The poem portrays “cultural Marxism” as a malevolent, almost demonic spiritual force that disguises itself as compassion and progress. It systematically attacks and inverts every traditional pillar of Western civilization: family, sex roles, nationhood, religion, truth, beauty, and freedom of speech.
Rather than using open revolution, it works subtly through schools, media, and culture, teaching younger generations to despise their own inheritance, to see strength as oppression, loyalty as hate, and moral boundaries as tyranny. The poem presents this process as a deliberate, satanic unraveling of the natural and divine order, leaving people isolated, guilt-ridden, and enslaved under the guise of liberation. In the end, it is revealed not as a mere political ideology but as an ancient, serpentine evil masquerading as enlightenment.

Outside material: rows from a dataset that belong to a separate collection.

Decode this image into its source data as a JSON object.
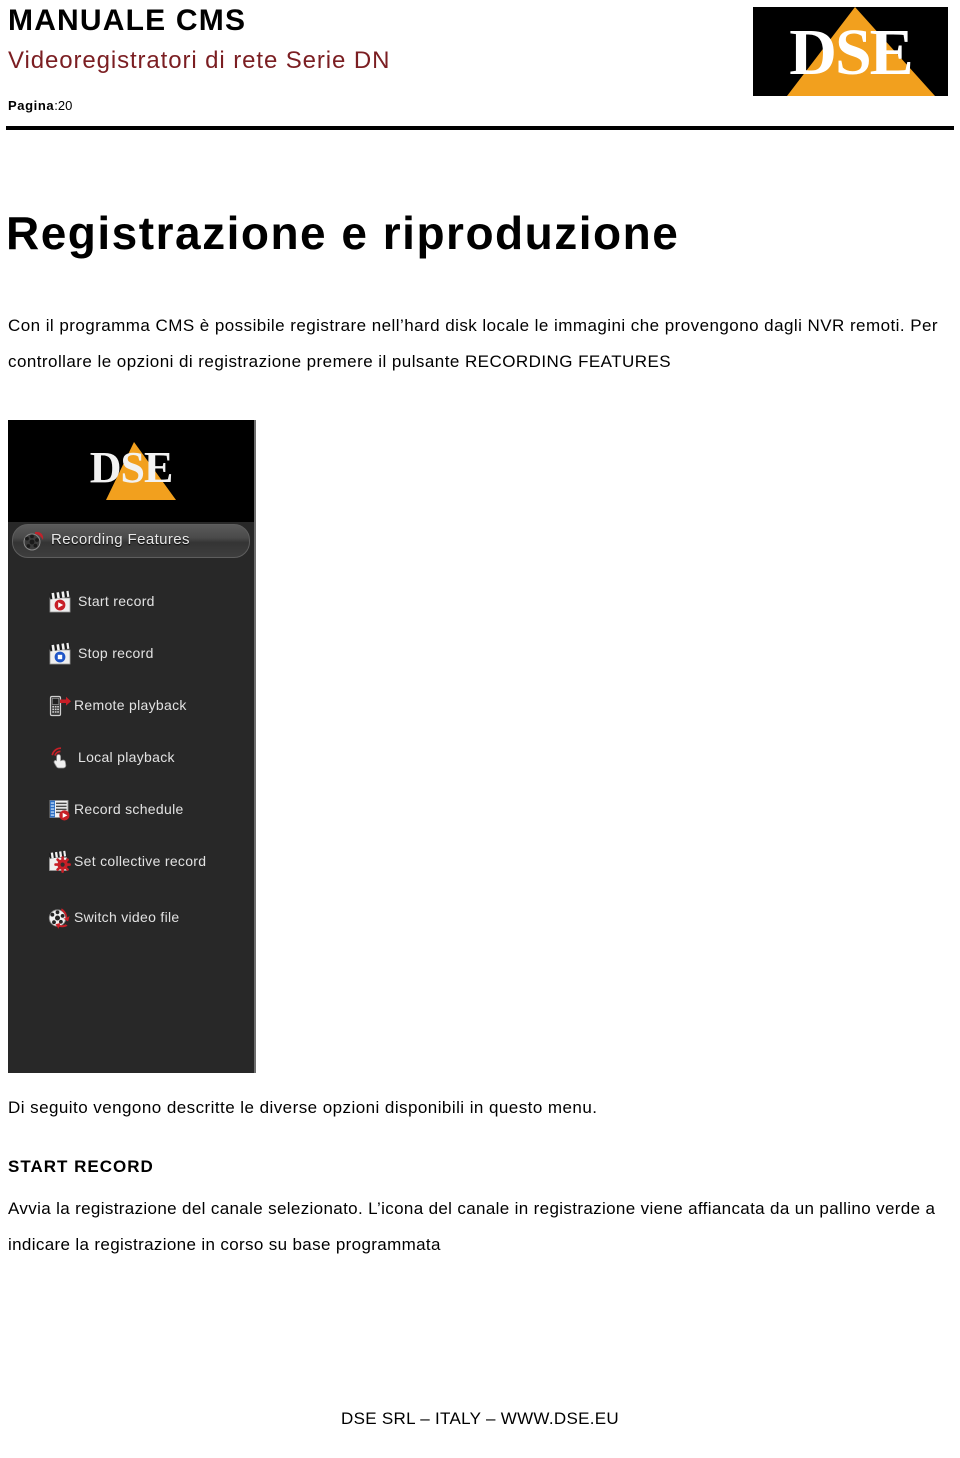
{
  "header": {
    "manual_title": "MANUALE CMS",
    "manual_subtitle": "Videoregistratori di rete Serie DN",
    "page_label": "Pagina",
    "page_separator": ":",
    "page_value": "20",
    "logo_text": "DSE",
    "logo_bg": "#000000",
    "logo_accent": "#F2A01E",
    "subtitle_color": "#7B1E22"
  },
  "content": {
    "page_title": "Registrazione e riproduzione",
    "intro_paragraph": "Con il programma CMS è possibile registrare nell’hard disk locale le immagini che provengono dagli NVR remoti. Per controllare le opzioni di registrazione premere il pulsante RECORDING FEATURES",
    "description_paragraph": "Di seguito vengono descritte le diverse opzioni disponibili in questo menu.",
    "section_heading": "START RECORD",
    "section_body": "Avvia la registrazione del canale selezionato. L’icona del canale in registrazione viene affiancata da un pallino verde a indicare la registrazione in corso su base programmata"
  },
  "cms_screenshot": {
    "panel_bg": "#282828",
    "logo_text": "DSE",
    "section_bar": {
      "label": "Recording Features",
      "icon": "film-reel-icon"
    },
    "menu_items": [
      {
        "label": "Start record",
        "icon": "clapperboard-play-icon"
      },
      {
        "label": "Stop record",
        "icon": "clapperboard-stop-icon"
      },
      {
        "label": "Remote playback",
        "icon": "remote-device-arrow-icon"
      },
      {
        "label": "Local playback",
        "icon": "hand-pointer-icon"
      },
      {
        "label": "Record schedule",
        "icon": "schedule-list-play-icon"
      },
      {
        "label": "Set collective record",
        "icon": "clapperboard-gear-icon"
      },
      {
        "label": "Switch video file",
        "icon": "film-reel-switch-icon"
      }
    ]
  },
  "footer": {
    "text": "DSE SRL – ITALY – WWW.DSE.EU"
  }
}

In shadowed halls where old gods used to dwell,
A new creed slithered, born of envy’s breath,
It wore the mask of mercy, spoke of hell
As heaven’s foe, and promised life through death.
It cursed the father, scorned the mother’s womb,
Unsexed the child before it learned to stand,
Turned beauty into shame, and every room
Of learning into ash beneath its hand.
It preached that strength is violence, truth a chain,
That borders are but scars upon the earth,
That every oath of blood is stained with pain,
And nationhood a sin before its birth.
With velvet tongue it whispered, “All is power,”

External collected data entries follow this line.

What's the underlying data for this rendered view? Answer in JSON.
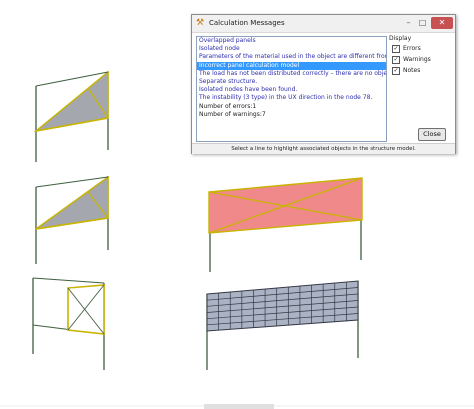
{
  "dialog": {
    "title": "Calculation Messages",
    "title_icon": "app-icon",
    "window_controls": [
      "minimize",
      "maximize",
      "close"
    ],
    "messages": [
      {
        "text": "Overlapped panels",
        "kind": "error"
      },
      {
        "text": "Isolated node",
        "kind": "error"
      },
      {
        "text": "Parameters of the material used in the object are different from parameters c",
        "kind": "error"
      },
      {
        "text": "Incorrect panel calculation model",
        "kind": "error",
        "selected": true
      },
      {
        "text": "The load has not been distributed correctly – there are no objects or element",
        "kind": "error"
      },
      {
        "text": "Separate structure.",
        "kind": "error"
      },
      {
        "text": "Isolated nodes have been found.",
        "kind": "error"
      },
      {
        "text": "The instability (3 type) in the UX direction in the node 78.",
        "kind": "error"
      },
      {
        "text": "Number of errors:1",
        "kind": "info"
      },
      {
        "text": "Number of warnings:7",
        "kind": "info"
      }
    ],
    "display": {
      "label": "Display",
      "options": [
        {
          "label": "Errors",
          "checked": true
        },
        {
          "label": "Warnings",
          "checked": true
        },
        {
          "label": "Notes",
          "checked": true
        }
      ]
    },
    "close_label": "Close",
    "status": "Select a line to highlight associated objects in the structure model."
  },
  "colors": {
    "panel_gray": "#a4a8ae",
    "panel_red": "#f08a8a",
    "panel_edge": "#c8b400",
    "column": "#3f5f3f",
    "mesh_fill": "#aab2c4",
    "mesh_line": "#333845",
    "selected_row": "#3399ff",
    "message_text": "#2f2fb0"
  }
}
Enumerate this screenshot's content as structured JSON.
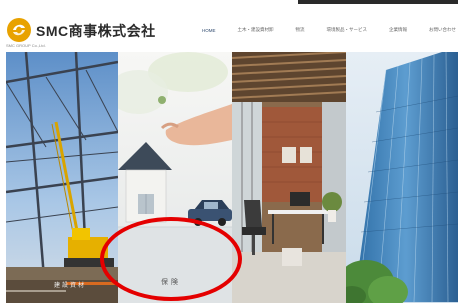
{
  "brand": {
    "name": "SMC商事株式会社",
    "tagline": "SMC GROUP Co.,Ltd."
  },
  "nav": {
    "items": [
      {
        "label": "HOME",
        "active": true
      },
      {
        "label": "土木・建設資材卸"
      },
      {
        "label": "物流"
      },
      {
        "label": "環境製品・サービス"
      },
      {
        "label": "企業情報"
      },
      {
        "label": "お問い合わせ"
      }
    ]
  },
  "panels": [
    {
      "caption": "建設資材",
      "icon": "crane-construction"
    },
    {
      "caption": "保険",
      "icon": "house-car-hand"
    },
    {
      "caption": "",
      "icon": "office-interior"
    },
    {
      "caption": "",
      "icon": "skyscraper"
    }
  ],
  "colors": {
    "accent": "#e8a200",
    "nav_active": "#2f4a6e",
    "annotation": "#e40000"
  }
}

Then seized the schools, the screens, the sacred scroll,
And hour by hour, in academic towers,
It fed the young on bitterness of soul.
It loosed the bonds that hold the world upright—
The covenant of man and wife, of kin,
Of altar, hearth, and law—and called it light
To walk unmoored, unjudged, unshackled sin.
And still it hungers. Every fallen spire,
Each silent church, each tongue that fears to speak,
Becomes its incense on a hidden pyre
Where freedom burns and only masters speak.
Yet deep beneath its sermon’s honeyed rot,
A colder voice, ancient, serpentine,
Rejoices in the soul it almost bought—
The demonic sin that calls itself divine.